Na década e meia que transcorreu desde então, essa dualidade acabou se transformando na segunda natureza da nossa cultura. Nós todos vimos o renascimento do folk de Mumford-e-todo-mundo, um reflexo do medo primitivo que as massas sentem do pop superficial e da tecnologia que avança a passos largos. Isso teve seu paralelo em Hollywood, onde filmes como Coração Louco e Inside Llewyn Davis: Balada de um Homem Comum retratavam esses valores de volta-às-raízes na telona. Por trás dessa tendência, contudo, há um paradoxo. Ao sentir um anseio por aquilo que o folk representa – basicamente um refúgio contra o brilho decadente – o público da explosão do folk de fato não rejeitava esse brilho. Em vez disso, eles receberam uma marca nova, e ainda mais brilhante, de folk, que em breve passou a ser difícil de diferenciar do pop normal.

A ideia da hiper-realidade também não se limita necessariamente ao pop mainstream. Veja o gênero lo-fi, em que bandas como Yuck, Wavves e grande parte do que é lançado pela gravadora Captured Tracks prestam homenagem aos seus ídolos. Suas referências retrô relembram o underground americano do início dos anos 80, quando a austeridade social e tecnológica fazia com que, entre os turnos do trabalho na fábrica, ou seja lá o que fosse, uma nova raça de bandas indie-pendentes tivesse que gravar com pressa em seus quartos ou em estúdios vagabundos de gravadoras.

Grande parte do lo-fi desta década, contudo, não nasceu áspero, mas teve sua aspereza acrescentada. Quando os fundamentalistas resmungam "sei lá, cara, acho que pra mim fica melhor desse jeito", o que está implícito aí é que a inspiração da velha guarda é tão totêmica que, em vez de adotar tecnologias musicais modernas e baratas – em vez de evoluir e assim matar nossos ídolos – é necessário conter-se deliberadamente, para dessa maneira parecer mais autêntico. Mas esse símbolo é corrupto porque, assim como aconteceu com o ressurgimento do folk, a rejeição do pop superficial e industrializado deu origem a um inverso absurdo: a música underground superficial e industrializada.

Isso tudo só mostra que o capitalismo transforma em commodities as virtudes anticapitalistas. Todos nós já vimos (ou fomos) adolescentes idealistas que criticavam as autoridades usando camisetas dos Ramones fabricadas por semi-escravos e compradas na New Look. A gente aceita que, em uma cultura planejada, 'indie' tenha se transformado em um símbolo raso de ousadia. E assentimos com ambivalência ao ver que o punk cava sua própria cova no quintal traseiro da Brewdog, cheio de garrafas produzidas em massa de cervejas IPA Punk ou Hardcore, que usam símbolos de rebelião e independência para seduzir o mercado que gosta de tudo "artesanal". Essa contradição profunda é o que move o mundo.

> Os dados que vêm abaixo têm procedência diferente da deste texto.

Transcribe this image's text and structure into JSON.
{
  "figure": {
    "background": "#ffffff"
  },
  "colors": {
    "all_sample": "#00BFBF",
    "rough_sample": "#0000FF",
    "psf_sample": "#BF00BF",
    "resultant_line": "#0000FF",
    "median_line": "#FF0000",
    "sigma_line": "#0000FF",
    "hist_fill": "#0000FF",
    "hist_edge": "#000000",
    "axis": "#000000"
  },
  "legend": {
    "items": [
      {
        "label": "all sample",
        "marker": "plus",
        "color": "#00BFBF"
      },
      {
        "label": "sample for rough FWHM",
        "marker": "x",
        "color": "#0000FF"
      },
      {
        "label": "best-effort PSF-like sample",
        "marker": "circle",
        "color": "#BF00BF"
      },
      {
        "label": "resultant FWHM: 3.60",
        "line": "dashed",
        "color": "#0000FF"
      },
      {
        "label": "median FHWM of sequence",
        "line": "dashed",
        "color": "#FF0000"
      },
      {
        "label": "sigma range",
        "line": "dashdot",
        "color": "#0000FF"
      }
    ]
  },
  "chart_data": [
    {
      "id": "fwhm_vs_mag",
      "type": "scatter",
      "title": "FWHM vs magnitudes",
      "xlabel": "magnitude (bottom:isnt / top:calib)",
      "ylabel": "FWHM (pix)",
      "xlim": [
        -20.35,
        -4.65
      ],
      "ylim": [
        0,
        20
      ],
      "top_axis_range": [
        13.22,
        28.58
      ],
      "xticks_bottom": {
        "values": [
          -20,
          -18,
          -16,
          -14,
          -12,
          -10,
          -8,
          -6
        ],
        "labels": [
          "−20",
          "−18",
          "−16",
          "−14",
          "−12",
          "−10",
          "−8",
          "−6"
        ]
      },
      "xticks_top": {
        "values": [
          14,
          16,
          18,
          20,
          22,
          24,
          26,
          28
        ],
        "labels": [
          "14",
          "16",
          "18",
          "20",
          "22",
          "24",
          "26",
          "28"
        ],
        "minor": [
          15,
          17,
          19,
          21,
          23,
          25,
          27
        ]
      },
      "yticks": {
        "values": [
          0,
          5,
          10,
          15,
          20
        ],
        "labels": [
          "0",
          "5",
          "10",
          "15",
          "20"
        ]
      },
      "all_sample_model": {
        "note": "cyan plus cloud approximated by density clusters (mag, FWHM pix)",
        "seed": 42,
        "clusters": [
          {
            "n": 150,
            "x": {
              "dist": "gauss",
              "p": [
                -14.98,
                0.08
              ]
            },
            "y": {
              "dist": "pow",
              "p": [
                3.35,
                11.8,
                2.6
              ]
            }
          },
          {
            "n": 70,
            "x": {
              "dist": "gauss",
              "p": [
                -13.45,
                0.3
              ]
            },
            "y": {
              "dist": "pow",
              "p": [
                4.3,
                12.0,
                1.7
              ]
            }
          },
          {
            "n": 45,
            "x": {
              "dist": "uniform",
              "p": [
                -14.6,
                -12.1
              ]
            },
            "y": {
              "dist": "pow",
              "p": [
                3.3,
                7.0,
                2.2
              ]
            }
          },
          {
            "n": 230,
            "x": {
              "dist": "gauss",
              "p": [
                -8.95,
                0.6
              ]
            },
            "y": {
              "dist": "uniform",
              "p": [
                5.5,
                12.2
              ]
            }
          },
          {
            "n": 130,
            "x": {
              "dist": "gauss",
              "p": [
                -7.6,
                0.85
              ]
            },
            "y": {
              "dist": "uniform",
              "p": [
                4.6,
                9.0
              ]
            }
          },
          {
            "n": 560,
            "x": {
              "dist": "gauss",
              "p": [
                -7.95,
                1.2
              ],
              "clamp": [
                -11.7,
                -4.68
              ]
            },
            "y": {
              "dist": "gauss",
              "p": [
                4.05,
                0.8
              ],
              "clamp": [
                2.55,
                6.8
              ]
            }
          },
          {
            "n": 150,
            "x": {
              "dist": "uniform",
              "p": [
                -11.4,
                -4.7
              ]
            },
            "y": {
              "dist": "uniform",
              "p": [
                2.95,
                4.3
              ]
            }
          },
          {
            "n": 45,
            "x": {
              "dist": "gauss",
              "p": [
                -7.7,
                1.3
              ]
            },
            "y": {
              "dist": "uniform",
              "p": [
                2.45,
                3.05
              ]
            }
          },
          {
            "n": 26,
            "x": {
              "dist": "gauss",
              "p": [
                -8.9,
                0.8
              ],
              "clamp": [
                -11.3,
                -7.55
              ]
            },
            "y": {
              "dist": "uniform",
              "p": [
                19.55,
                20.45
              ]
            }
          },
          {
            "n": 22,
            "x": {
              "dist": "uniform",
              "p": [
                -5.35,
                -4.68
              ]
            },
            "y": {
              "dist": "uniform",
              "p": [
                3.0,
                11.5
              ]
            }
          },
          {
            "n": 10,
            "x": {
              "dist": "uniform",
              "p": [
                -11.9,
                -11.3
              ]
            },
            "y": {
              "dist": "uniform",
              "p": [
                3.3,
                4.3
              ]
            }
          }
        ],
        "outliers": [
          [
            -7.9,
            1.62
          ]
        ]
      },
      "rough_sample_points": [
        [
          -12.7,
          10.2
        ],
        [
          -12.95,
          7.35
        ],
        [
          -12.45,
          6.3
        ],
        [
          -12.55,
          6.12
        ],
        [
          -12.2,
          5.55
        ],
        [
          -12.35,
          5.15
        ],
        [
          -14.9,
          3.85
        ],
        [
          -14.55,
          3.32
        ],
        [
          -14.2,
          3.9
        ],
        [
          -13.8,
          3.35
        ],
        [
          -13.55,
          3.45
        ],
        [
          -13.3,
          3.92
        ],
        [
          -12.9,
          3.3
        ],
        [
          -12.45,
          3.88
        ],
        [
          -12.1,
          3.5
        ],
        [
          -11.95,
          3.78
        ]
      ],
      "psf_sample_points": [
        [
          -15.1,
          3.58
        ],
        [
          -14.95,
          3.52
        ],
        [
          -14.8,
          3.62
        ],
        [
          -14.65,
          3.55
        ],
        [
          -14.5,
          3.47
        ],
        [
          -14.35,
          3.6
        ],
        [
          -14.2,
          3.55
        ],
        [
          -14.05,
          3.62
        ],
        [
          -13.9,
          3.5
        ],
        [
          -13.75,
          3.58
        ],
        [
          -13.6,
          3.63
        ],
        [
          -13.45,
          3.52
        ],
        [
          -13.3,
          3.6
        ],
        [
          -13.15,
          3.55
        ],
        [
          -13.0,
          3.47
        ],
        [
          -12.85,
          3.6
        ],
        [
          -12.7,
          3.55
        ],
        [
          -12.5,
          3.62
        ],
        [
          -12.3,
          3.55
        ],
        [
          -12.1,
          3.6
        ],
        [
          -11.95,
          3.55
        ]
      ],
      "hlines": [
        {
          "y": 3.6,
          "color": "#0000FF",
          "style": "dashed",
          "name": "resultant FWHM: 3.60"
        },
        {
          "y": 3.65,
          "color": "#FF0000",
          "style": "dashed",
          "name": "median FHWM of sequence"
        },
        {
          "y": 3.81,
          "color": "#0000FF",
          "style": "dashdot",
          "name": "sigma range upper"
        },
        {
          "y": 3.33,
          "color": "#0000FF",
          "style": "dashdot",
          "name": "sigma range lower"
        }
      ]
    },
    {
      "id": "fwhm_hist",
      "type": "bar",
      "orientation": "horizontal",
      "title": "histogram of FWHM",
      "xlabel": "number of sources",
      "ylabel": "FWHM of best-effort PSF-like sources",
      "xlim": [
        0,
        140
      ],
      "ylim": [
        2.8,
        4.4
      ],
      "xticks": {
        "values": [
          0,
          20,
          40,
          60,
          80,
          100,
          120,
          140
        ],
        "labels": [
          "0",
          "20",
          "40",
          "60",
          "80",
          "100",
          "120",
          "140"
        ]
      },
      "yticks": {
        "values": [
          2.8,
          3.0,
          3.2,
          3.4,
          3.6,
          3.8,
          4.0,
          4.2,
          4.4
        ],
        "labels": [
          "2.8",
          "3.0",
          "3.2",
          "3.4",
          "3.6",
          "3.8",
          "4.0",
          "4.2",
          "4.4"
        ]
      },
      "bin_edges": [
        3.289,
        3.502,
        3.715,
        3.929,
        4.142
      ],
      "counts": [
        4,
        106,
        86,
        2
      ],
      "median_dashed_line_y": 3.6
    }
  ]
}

Mas isso talvez seja reversível, de algum modo. Em seu famoso livro Viagem na Irrealidade Cotidiana, o sociólogo Umberto Eco descreve um holograma que, de frente, retrata duas mulheres nuas se beijando e trocando carícias. Mas, quando visto de outro ângulo, por trás ou de cima, a imagem desaparece. É esse desaparecimento da distinção entre o que é real e o que é representação que nos impede de compreender se o que estamos vendo é ou não genuíno. É isso o que torna a imagem hiper-real. Em outras palavras: os elementos de uma cultura talvez pareçam perfeitamente autênticos – talvez pareçam "the real thing" –, mas, vistos de outro ângulo, sua essência desaparece.

O pop marginal de Lorde faz uma ligação tão sutil entre essas ideias que a gente até esquece que é arte. "Royals" é uma música pop que faz a mente formigar porque, embora esteja numa embalagem bonitinha, pronta para o consumo das massas, é uma música que critica os luxos (um "tipo de luxo", diz a letra) que são tão inalcançáveis para a maioria dos ouvintes do pop. Mas é em "Buzzcut Season", uma das faixas de Pure Heroine, que a cantora realmente lança uma luz sobre seu desassossego cósmico. Enquanto as bombas caem na tela da TV, ela e suas amigas ficam distraídas em volta da piscina, "onde tudo está bem". E então a consciência de si acaba se infiltrando: "Entre na brincadeira", ela tenta se convencer, "finja que é hiper-realidade". O que ela está querendo dizer é que os confortos do primeiro mundo são uma espécie de ilusão. "Nada é errado quando nada é de verdade", ela canta inocentemente no refrão. "Quero viver em um holograma com você". Para Lorde, o que está por trás do holograma virá mais tarde. Mas, por enquanto, ela nos ajuda a pular para fora da matrix de signos e símbolos enganadores com aquele primeiro e pequeno passo: reconhecer e perceber que estamos dentro dela.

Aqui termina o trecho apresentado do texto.